In phrases of profitability, the latter of the final quarter explains the expansion of 9% within the internet good thing about the entire yr, additionally the bottom for the reason that exit of the pandemic. Between November and January, the outcome improved 10.8%, with a internet acquire of 1,417 million, after about two extra modest earlier quarters on this regard: the yr -on -year rise within the second was 9.6%, and that of the third, of 5.8%.
Ebitda (gross exploitation profit) of the entire yr improved 8.9%, as much as 10,728 million, and the gross margin improved 7.6% to 22,343 million, representing 57.8% of gross sales. This variable could be very noticed by the market, whereas it marks the profitability of every garment that the corporate sells, and likewise as a result of it’s the just one on which Inditex launches an estimate to the market, which has fulfilled, for the reason that dedication was to maintain it in keeping with final yr, virtually two extra share factors.
Inditex additionally marked a brand new report in its internet monetary place, with a complete of 11,495 million, 0.8% extra, though the out there money was decreased by 9%, as much as 6,382 million.

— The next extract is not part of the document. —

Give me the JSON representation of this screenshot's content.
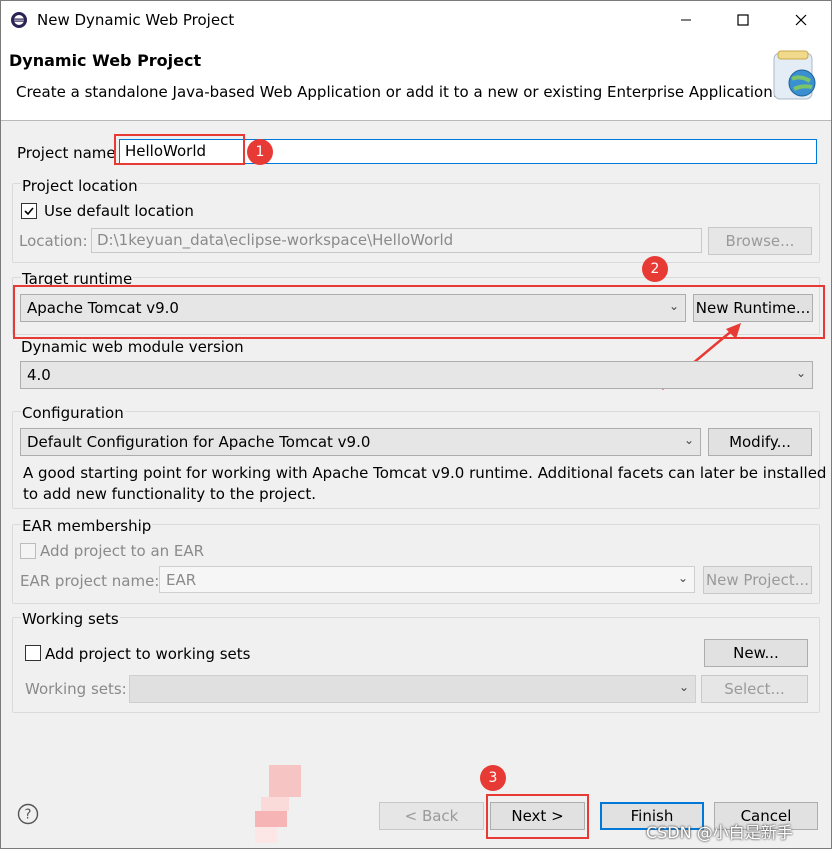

2025: forecast and investments
By 2025, the Textile firm estimates an extraordinary funding stage of about 1.8 billion euros, which will probably be devoted to the optimization of our industrial area, its technological integration and the advance of our on-line platforms. ” It will also continue with its investment in logistics, with 900 million destined for this purpose in 2024, a figure that will be repeated in 2025. The company plans to start operating its second distribution center in Zaragoza from summer.
Regarding the evolution of the business, Inditex speaks of an exercise start with a sales increase of 4% between February 1 and March 10. A year ago, that increase was 11%, although February had one more sale day as it was the year. “Inditex has a presence in 214 markets and we enjoy a low market share in a sector that is still very fragmented. That’s where the long -term growth opportunity lies, ”says the company, which points to a goal of“ taking advantage of the important growth of the business observed in recent years with the launch of a series of initiatives ”, such as Zara Man.
The firm expects to lift its industrial space by 5% in 2025, and a steady evolution of the gross margin.